Recent announcements: Oscar Health Insurance, in February 2016, secured $400 million from investors led by Fidelity, a mutual fund giant that is known to be a very conservative investor. The funding would help Oscar Health target the biggest markets in the United States, or those that comprise 20% of the country's GDP. (Source)
Year Founded: 2008
What they offer: Headquartered in Austin, Texas, Mozido is a trusted payment solutions and digital commerce service provider. They offer mobile payment, loyalty programs, financial services, cloud-based solutions, and mobile offers to clients from all over the world. These solutions are interoperable using any wireless device and across all wireless carriers.
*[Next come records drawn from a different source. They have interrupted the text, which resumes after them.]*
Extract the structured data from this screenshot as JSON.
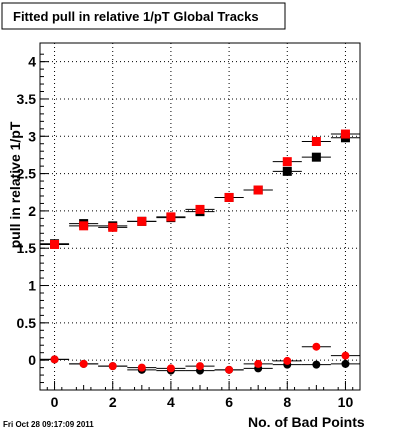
{
  "date_stamp": "Fri Oct 28 09:17:09 2011",
  "chart_data": {
    "type": "scatter",
    "title": "Fitted pull in relative 1/pT  Global Tracks",
    "xlabel": "No. of Bad Points",
    "ylabel": "pull in relative 1/pT",
    "xlim": [
      -0.5,
      10.5
    ],
    "ylim": [
      -0.4,
      4.25
    ],
    "grid": true,
    "x_ticks": [
      "0",
      "2",
      "4",
      "6",
      "8",
      "10"
    ],
    "y_ticks": [
      "0",
      "0.5",
      "1",
      "1.5",
      "2",
      "2.5",
      "3",
      "3.5",
      "4"
    ],
    "x_tick_values": [
      0,
      2,
      4,
      6,
      8,
      10
    ],
    "y_tick_values": [
      0,
      0.5,
      1,
      1.5,
      2,
      2.5,
      3,
      3.5,
      4
    ],
    "series": [
      {
        "marker": "square",
        "color": "#000000",
        "x": [
          0,
          1,
          2,
          3,
          4,
          5,
          6,
          7,
          8,
          9,
          10
        ],
        "y": [
          1.56,
          1.83,
          1.8,
          1.86,
          1.91,
          1.99,
          2.18,
          2.28,
          2.53,
          2.72,
          2.98
        ]
      },
      {
        "marker": "square",
        "color": "#ff0000",
        "x": [
          0,
          1,
          2,
          3,
          4,
          5,
          6,
          7,
          8,
          9,
          10
        ],
        "y": [
          1.55,
          1.8,
          1.78,
          1.86,
          1.92,
          2.02,
          2.18,
          2.28,
          2.66,
          2.93,
          3.03
        ]
      },
      {
        "marker": "circle",
        "color": "#000000",
        "x": [
          0,
          1,
          2,
          3,
          4,
          5,
          6,
          7,
          8,
          9,
          10
        ],
        "y": [
          0.01,
          -0.05,
          -0.08,
          -0.13,
          -0.14,
          -0.14,
          -0.13,
          -0.11,
          -0.06,
          -0.06,
          -0.05
        ]
      },
      {
        "marker": "circle",
        "color": "#ff0000",
        "x": [
          0,
          1,
          2,
          3,
          4,
          5,
          6,
          7,
          8,
          9,
          10
        ],
        "y": [
          0.01,
          -0.05,
          -0.08,
          -0.1,
          -0.11,
          -0.08,
          -0.13,
          -0.05,
          -0.01,
          0.18,
          0.06
        ]
      }
    ]
  }
}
Their main target customers are non-banking users.
How they make money: The company delivers online payment services, and their solutions are accessible to more than 6 billion mobile phones, with particular focus on users that have no bank accounts. That particular sector involves more than 2 billion users. The company has had four funding rounds since 2011, including securing $185 million from four investors in 2014.
Current Valuation: $2.4 billion
- H.R.H. Sheikh Nahyan
- Tiger Management Corporation
Where they operate: Mozido has physical offices in the United States, India, China, South Korea, UAE, Africa, Mexico, Jamaica, and Germany, among others.
Recent announcements: In October 2014, the company secured $185 million Series B funding from a group of investors that included UAE Sheikh Nahyan bin Mubarak Al Nahyan, MasterCard, Wellington Management Company, and Tiger Management, pushing its valuation to $2.4 billion. (Source)
As you can see, there are different fintech companies from different parts of the world, and most of them are outside the United States. They offer a wide range of services that help provide businesses other options aside from going directly to a local bank or to conventional investors.
The most notable trend in fintech unicorns is that China seems to be emerging as a breeding ground for these companies. Lists of the biggest fintech companies have always included Chinese companies, but Chinese companies are now dominating the industry with the top three companies on this list being from China.
Moreover, these fintech unicorns are significant because they not only provide an alternative to banks, but they also fill a need: they help customers and businesses fight the outdated technology that plagues bigger banks and more established financial firms. They also allow users to take on the new regulations that they have to contend with after the 2008 financial crisis. Some of these unicorns (like Paytm and Mozido) specifically cater to target audiences that have never dealt with a traditional banking institution.
For instance, with Mozido, buyers who do not have bank accounts would still be able to pay for their purchases online. Customers are happy because of the convenience, while the businesses are happy because of the sale that they would have otherwise lost if they only offered payment through credit cards. On the other hand, people who would otherwise not have gotten a loan are now able to with Sofi’s packages. Or those who are having a problem managing or understanding their finances can get help from Credit Karma.
Businesses are also getting help by making it easier to accept online payments, especially businesses in China where fraud might be a far bigger problem than it is in the United States. However, more than the convenience and the choices, fintech companies also offer cheaper services. For instance, Stripe only charges a minimal 2.9% on top of the flat 30 cent flat fee for every transaction it processes, while Alipay even foregoes the transaction fees for smaller transactions. Meanwhile, Zhong An protects both customers and businesses with its return delivery insurance.
In short, there is a big need in the space, and fintech companies are filling these gaps in a quick and agile manner that banks and traditional financial firms can only dream of. With services that are cheaper and easier to use than what are currently available, why wouldn't consumers go in this direction?